In Alberdeen, where they sent his left foot,
the rest of his body was buried. This type of execution against betray was
introduced in England by the Normas and it was taken in practice till the 18th
century and it may had been used frequently. We have to take into account
that there is the called Door of the Traitors in the Tower of London.
It is told very much about William
Wallace´s sword, which is done in the traditional type to be used with both
hands, it is aproximately 66 inches long, being its blade 52 inches long.
The quality of its metal suggest its Scotish origin, although some other
swords from this period were made in Finland or Germany.
Original
sword of William Wallace.
The
fight for the independence of Scotland continued, in 1314 Roberto "the
bruce" took the commands of the rebellion and he combated with the
English till he obtained the independence in 1320. Then he was named King
Robert I of Scotland.

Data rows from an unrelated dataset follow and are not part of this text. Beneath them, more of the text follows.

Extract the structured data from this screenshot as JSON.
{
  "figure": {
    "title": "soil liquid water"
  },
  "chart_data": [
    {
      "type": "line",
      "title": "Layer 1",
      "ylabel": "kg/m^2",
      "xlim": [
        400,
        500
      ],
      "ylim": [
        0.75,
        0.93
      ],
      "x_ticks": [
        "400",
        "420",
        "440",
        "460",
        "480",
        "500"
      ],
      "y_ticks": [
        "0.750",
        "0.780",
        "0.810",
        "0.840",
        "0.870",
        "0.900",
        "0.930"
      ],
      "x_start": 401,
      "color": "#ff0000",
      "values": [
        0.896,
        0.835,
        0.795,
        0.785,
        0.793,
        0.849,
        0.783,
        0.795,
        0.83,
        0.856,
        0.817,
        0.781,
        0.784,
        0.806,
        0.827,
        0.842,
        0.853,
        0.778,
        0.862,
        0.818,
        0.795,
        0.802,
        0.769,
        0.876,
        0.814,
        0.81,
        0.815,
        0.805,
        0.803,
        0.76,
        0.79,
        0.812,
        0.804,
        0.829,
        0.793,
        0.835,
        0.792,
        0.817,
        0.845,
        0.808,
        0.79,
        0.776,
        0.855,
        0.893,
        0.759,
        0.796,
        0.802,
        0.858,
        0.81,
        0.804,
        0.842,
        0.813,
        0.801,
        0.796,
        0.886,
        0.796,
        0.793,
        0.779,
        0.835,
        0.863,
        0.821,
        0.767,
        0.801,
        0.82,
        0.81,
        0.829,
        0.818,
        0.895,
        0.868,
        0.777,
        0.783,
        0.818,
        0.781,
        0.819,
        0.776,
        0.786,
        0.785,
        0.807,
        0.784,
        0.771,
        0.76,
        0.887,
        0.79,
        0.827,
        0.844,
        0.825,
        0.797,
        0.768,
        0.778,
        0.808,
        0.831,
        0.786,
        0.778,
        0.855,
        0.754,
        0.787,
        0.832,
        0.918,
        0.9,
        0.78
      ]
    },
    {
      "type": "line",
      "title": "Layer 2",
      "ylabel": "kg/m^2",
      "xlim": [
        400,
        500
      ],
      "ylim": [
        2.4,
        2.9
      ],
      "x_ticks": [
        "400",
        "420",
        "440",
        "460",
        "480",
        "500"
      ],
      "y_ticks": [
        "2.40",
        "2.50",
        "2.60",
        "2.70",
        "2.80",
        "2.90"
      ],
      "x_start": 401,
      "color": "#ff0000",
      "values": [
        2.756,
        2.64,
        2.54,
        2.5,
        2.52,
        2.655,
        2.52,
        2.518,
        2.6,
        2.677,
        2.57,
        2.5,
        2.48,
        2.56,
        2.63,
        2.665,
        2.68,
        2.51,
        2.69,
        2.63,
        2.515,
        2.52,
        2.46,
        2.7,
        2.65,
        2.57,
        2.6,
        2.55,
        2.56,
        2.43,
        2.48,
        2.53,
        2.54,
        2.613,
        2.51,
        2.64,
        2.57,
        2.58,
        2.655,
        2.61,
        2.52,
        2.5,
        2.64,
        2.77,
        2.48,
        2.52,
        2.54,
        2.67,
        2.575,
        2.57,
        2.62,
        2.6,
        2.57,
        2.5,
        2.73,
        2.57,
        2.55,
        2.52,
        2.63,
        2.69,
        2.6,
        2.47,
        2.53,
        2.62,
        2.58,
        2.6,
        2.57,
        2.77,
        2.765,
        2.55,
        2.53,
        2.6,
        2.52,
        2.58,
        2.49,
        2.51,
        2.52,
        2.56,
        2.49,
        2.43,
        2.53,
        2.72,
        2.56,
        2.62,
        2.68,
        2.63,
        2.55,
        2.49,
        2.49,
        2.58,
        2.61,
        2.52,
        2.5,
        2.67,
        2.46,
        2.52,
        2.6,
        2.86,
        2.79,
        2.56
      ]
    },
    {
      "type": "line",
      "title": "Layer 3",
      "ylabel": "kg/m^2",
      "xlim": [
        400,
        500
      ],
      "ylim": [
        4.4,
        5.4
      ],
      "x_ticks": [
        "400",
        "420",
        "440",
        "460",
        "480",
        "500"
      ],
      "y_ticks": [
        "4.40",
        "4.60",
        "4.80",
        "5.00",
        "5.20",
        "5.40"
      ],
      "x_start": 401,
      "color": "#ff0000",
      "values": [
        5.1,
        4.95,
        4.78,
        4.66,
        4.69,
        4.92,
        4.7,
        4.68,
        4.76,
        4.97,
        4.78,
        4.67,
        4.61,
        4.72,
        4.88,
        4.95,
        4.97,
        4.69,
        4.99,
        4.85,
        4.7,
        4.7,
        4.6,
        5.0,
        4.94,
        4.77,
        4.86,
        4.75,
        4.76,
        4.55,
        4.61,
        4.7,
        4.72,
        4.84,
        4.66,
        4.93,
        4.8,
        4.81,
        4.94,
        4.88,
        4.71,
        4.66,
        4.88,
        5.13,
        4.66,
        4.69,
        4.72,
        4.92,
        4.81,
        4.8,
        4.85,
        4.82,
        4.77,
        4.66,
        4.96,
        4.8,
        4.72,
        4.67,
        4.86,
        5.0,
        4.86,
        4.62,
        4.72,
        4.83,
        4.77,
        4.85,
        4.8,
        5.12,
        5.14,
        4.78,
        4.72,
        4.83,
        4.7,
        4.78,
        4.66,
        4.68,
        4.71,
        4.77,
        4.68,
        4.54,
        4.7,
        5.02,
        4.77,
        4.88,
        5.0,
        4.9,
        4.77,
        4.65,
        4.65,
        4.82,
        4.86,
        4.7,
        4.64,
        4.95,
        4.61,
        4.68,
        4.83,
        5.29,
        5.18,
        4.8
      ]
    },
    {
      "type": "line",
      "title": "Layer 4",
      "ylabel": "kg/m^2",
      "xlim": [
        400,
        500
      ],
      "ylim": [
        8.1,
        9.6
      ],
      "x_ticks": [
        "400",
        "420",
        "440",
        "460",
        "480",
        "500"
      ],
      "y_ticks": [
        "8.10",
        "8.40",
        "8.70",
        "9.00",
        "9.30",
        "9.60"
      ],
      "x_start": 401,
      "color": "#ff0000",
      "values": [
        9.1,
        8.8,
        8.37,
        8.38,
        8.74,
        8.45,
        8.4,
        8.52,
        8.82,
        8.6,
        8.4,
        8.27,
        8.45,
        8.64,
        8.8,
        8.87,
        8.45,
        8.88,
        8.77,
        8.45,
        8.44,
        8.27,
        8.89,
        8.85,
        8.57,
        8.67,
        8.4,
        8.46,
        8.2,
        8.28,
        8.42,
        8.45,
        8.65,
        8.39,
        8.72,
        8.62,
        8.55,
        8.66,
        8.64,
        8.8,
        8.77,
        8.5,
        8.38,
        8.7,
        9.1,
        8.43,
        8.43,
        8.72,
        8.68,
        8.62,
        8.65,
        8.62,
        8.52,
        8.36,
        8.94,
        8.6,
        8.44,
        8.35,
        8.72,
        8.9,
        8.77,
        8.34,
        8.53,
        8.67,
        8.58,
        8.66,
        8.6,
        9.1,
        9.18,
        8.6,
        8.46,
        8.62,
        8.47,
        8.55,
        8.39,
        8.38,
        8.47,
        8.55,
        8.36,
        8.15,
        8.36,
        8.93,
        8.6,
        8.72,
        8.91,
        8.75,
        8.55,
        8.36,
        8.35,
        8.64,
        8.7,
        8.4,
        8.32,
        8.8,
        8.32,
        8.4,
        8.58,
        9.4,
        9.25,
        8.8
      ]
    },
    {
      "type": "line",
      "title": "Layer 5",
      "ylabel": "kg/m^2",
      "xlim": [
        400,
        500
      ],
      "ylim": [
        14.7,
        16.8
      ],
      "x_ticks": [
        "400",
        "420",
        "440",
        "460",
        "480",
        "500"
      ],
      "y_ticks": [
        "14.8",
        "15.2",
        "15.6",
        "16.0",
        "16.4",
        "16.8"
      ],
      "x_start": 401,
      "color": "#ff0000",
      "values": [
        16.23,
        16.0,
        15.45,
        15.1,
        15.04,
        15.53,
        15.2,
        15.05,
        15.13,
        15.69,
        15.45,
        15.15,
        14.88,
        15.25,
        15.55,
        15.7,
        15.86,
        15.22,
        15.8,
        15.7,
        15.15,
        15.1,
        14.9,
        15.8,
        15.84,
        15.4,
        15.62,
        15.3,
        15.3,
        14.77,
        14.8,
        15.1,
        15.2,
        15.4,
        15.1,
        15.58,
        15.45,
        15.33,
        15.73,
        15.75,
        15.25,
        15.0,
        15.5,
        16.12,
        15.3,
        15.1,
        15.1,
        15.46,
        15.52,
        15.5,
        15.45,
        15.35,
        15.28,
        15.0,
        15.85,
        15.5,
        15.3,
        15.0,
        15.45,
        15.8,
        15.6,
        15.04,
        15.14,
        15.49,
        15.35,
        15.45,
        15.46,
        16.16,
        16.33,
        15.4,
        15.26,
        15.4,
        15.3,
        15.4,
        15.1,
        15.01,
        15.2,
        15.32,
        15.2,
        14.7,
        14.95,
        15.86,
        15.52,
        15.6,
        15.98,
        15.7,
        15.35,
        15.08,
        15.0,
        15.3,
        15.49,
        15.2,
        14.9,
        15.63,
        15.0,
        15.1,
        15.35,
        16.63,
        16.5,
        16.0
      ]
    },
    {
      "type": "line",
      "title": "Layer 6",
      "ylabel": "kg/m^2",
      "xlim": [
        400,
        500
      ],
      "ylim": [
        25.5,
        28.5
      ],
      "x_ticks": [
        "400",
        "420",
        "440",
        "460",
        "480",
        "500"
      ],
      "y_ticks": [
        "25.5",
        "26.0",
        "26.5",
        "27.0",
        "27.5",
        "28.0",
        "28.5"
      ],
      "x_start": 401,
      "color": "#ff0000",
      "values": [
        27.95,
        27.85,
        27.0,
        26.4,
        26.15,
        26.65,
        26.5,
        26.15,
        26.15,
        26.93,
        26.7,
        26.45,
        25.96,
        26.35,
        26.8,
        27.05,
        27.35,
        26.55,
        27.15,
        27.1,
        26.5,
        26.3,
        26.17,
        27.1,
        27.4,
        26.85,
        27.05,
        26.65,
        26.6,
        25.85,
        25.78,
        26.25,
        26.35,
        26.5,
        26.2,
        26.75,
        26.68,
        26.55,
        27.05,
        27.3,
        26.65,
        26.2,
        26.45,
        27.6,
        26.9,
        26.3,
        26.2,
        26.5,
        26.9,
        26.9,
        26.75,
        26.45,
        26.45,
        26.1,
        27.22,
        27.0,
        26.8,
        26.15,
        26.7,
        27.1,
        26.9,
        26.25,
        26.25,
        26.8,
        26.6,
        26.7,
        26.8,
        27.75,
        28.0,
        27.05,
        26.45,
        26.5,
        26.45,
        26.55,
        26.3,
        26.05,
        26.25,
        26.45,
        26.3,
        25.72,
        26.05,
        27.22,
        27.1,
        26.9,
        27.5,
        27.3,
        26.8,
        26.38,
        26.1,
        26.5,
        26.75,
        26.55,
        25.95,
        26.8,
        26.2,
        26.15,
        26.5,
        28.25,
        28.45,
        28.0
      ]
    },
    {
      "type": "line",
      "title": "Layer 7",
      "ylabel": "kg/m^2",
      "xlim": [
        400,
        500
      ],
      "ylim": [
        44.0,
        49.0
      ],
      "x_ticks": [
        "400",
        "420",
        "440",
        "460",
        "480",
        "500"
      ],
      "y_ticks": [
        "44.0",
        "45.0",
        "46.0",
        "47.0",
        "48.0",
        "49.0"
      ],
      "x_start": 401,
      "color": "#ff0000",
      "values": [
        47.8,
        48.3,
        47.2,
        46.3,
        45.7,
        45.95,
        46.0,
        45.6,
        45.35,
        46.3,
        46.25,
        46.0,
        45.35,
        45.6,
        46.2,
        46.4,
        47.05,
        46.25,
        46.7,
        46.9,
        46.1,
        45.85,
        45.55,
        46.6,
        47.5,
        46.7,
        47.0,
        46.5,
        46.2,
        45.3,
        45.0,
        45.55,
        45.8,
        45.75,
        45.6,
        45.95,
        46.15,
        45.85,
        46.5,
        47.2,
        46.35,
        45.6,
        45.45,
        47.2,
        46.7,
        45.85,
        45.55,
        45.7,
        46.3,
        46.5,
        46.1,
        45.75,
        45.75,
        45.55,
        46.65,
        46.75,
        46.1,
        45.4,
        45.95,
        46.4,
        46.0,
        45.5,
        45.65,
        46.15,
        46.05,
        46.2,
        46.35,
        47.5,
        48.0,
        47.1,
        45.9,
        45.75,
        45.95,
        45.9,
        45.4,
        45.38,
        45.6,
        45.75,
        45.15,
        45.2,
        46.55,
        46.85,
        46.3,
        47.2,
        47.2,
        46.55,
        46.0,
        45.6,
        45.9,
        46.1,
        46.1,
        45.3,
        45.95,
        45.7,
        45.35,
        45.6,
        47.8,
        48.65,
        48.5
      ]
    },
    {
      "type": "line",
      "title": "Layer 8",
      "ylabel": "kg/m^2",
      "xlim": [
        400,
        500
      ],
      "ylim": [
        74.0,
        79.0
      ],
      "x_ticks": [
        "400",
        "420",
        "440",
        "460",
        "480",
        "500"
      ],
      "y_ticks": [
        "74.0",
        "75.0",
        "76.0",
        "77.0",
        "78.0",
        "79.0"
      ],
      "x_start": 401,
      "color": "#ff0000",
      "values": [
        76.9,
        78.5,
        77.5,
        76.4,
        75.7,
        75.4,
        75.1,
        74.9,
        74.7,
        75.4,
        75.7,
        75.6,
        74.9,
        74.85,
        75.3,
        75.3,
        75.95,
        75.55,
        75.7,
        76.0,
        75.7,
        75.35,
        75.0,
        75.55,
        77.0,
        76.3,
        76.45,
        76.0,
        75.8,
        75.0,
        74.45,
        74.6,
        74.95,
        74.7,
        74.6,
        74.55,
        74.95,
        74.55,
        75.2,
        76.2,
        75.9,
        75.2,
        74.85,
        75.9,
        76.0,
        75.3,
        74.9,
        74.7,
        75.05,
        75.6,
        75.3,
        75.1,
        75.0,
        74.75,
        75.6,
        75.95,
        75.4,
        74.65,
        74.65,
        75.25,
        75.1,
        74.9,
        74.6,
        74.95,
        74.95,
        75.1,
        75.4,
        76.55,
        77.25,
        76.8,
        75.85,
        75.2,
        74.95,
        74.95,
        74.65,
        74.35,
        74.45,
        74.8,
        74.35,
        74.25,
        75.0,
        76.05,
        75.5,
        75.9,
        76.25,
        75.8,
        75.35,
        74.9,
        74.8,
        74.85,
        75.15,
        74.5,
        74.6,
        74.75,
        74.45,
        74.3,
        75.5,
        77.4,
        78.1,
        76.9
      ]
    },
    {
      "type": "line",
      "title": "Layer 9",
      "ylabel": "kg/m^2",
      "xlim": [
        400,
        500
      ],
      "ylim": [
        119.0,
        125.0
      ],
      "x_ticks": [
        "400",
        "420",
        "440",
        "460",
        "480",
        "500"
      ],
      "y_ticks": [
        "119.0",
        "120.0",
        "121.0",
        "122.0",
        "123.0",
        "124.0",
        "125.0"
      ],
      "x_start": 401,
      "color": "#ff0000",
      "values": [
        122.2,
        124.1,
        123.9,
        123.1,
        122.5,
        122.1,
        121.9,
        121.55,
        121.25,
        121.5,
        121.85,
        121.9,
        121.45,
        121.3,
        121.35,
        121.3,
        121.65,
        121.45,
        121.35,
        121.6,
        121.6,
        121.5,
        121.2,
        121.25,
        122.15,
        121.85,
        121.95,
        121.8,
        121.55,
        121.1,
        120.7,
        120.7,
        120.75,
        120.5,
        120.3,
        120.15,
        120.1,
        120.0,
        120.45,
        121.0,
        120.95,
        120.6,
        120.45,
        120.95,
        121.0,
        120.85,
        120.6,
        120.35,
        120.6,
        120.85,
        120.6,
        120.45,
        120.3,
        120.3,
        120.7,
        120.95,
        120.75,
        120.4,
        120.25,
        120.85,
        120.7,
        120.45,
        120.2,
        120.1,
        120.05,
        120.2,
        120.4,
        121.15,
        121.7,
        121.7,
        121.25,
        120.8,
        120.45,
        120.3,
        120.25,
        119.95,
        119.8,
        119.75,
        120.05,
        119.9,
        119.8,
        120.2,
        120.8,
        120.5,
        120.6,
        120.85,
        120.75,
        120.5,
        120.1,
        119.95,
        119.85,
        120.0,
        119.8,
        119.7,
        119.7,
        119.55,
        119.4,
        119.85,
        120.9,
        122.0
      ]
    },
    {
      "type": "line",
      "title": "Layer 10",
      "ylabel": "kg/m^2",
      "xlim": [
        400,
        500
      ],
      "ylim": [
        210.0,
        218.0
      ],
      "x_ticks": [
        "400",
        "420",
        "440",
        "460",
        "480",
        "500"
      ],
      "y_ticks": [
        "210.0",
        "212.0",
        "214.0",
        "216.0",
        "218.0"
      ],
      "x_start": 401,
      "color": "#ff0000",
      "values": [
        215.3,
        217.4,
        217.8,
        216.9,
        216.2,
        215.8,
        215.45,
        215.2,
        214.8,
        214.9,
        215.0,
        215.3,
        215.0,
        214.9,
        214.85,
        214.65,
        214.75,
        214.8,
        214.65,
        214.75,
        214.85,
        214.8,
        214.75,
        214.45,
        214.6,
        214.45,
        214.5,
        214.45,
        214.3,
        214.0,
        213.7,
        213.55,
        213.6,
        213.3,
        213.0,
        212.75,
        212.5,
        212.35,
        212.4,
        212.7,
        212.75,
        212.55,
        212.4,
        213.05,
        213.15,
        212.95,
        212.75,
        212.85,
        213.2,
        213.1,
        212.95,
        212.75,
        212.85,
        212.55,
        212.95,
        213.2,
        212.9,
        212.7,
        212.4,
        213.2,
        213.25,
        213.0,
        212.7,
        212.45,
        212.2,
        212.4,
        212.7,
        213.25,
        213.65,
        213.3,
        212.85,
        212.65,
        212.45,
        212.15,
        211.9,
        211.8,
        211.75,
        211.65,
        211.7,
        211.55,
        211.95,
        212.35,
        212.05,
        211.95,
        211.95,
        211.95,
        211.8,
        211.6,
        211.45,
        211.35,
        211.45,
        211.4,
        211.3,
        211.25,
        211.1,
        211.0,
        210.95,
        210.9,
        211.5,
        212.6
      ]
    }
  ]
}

Although he never forgot his betrayal to Wallace in
the battle of Falkirk, and at his death bed, he ordered that his heart had
to be taken to the crusades looking for his God forgiveness for his past
errors.
Edward
I died at the begining of the 14th century and it was his son
Edward II who gave the independence to Scotland, so required by William
Wallace.
The question is that
William Wallace, the hero, has passed from History to the myth and legend,
and millions of Scotish, and even inhabitants from other countries, wanted
to be reflected with the capable diplomatic, the persistent fighter, the
brilliant estrategic, the giant warrior (according to the chronicles of that
times, he was two metres tall) and specially to the desafiant idea, so
attractive and mistified as the independence is, at all senses, to which
William dedicated consciously his life, and unconsciously his posterity.